The seven scrolls found in the first cave were the most important. They consisted of two scrolls of the Book of Isaiah, one complete, the other incomplete, and five scrolls of nonbiblical texts.
The Dead Sea Scrolls were written during one of the most decisive periods in the history of the Jewish people, on the eve of the birth of Christianity. The tens of thousands of scroll fragments represent a great amount of new material for the study of biblical texts and the people who wrote them as well as of Jewish history after the 4th century B.C. There was a long-standing controversy over the fact that access to the scrolls was limited to a small number of scholars. This was resolved to some degree in the early 1990s when copies of the scrolls were finally published.
The War of the Sons of Light Against the Sons of Darkness discusses the coming victory of the former over the Sons of Darkness. The Commentary on the Book of Habakkuk tells of the defiling of the sanctuary of God and the persecution of the Teacher of Righteousness, who was driven into exile by the Wicked Priest. Enemies called the Kittim are described as plundering and slaying. The scroll of the Thanksgiving Hymns is a collection of songs similar to the Psalms.
The Book of Lamech was so fragile that seven years went by before it could be unrolled. It was assumed to be the lost Aprocryphal Book of Lamech, but it proved to be a document in Aramaic relating to the Book of Genesis. It is now called the Scroll of the Apocryphal Genesis. It describes the journeys of Abraham.
One of the later discoveries, one of the most interesting was the copper scroll found in 1952. It was broken in two pieces and was too brittle to unroll. The Jordan government sent it to the Manchester College of Technology in England. Professor H.W. Wright-Baker devised a way of mountain the pieces on a spindle and cutting them into paper-thin strips through which the letters could be read. The scroll contains a long list of hiding places of treasures of enormous value. They were hidden in wells, in tombs, and near certain trees and springs. Some scholars believe the list to be imaginary or symbolic. Some others think it may be a catalog of the treasures of King Solomon's Temple, others that it lists actual treasures of the Essenes. The Solomon Temple at Jerusalem could be equated to the richest central bank in the Middle East at that time. The treasures could not be just imaginary, but actual internments of valuable temple assets being guarded against war and conquest.

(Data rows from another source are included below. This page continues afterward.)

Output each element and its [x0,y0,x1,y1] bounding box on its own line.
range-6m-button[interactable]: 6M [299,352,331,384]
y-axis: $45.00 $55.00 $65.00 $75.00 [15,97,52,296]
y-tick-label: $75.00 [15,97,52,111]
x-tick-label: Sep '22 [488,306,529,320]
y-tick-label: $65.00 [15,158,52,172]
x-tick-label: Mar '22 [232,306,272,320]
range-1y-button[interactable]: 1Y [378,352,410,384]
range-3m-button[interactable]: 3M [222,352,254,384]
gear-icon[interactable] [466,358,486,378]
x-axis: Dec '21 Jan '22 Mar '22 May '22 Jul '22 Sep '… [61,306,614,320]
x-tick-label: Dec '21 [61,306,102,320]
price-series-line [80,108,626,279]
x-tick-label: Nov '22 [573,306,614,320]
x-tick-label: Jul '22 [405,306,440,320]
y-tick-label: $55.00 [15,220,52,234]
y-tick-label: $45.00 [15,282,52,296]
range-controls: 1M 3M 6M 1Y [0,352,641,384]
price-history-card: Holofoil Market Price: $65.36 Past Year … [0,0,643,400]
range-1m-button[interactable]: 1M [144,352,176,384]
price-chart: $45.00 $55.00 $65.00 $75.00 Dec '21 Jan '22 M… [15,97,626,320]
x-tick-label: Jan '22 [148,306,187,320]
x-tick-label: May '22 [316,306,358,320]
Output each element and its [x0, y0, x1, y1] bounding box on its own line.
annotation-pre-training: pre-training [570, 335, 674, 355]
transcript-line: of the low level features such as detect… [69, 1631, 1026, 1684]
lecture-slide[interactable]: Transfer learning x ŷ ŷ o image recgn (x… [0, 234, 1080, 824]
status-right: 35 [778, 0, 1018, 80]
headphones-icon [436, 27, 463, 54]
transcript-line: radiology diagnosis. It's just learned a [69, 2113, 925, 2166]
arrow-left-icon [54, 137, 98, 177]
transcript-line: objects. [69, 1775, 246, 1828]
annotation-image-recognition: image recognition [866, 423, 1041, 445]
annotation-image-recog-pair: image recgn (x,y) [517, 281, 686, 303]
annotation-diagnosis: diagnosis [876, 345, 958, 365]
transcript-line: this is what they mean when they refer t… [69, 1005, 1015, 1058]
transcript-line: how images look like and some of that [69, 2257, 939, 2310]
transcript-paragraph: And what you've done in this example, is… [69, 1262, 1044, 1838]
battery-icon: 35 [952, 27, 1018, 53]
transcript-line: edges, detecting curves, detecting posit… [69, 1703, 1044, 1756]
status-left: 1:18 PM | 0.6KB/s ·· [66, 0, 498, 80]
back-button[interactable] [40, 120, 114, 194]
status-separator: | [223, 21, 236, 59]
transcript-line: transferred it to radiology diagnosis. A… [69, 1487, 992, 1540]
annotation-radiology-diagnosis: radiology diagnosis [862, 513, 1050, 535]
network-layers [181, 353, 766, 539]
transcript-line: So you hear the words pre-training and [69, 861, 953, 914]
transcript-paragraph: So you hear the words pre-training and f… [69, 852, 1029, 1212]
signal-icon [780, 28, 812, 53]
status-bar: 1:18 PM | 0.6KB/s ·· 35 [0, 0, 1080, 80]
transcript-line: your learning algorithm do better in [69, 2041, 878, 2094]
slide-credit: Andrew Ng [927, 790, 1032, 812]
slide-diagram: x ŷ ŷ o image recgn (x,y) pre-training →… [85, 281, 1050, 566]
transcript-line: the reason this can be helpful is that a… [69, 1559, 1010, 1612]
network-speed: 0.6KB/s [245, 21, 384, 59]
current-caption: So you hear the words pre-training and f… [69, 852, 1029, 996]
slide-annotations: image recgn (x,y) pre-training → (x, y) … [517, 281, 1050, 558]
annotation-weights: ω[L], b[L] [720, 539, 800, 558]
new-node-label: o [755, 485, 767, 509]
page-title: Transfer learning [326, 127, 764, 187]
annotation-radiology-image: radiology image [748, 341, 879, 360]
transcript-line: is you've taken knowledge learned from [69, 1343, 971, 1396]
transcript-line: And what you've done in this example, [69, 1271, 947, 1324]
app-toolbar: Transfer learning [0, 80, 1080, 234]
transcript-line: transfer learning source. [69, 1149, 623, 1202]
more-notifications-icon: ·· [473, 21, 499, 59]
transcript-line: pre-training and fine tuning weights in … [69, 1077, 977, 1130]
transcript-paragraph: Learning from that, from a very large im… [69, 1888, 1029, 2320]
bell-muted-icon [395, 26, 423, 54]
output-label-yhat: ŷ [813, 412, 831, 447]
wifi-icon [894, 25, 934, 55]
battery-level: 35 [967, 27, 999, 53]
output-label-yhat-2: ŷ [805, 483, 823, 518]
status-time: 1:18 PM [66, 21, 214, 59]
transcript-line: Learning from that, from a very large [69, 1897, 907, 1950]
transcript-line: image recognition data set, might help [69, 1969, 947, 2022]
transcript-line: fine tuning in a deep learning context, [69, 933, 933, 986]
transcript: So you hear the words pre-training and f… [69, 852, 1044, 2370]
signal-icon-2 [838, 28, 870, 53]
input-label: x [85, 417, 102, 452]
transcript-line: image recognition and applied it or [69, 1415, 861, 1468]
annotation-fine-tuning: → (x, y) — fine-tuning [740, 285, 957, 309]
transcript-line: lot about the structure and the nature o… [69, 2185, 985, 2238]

An eighth scroll, the longest and most complete of all, was acquired by the Israeli government during the Six-Day War in 1967. Called The Temple Scroll, it was found in 1950s. Yadin, who published a translation of the 27-foot (8-meter) scroll in 1977, dated it between the 2nd century B.C. and A.D. 70. The document establishes clear links between early Christian doctrines and the religious teachings of the Essenes.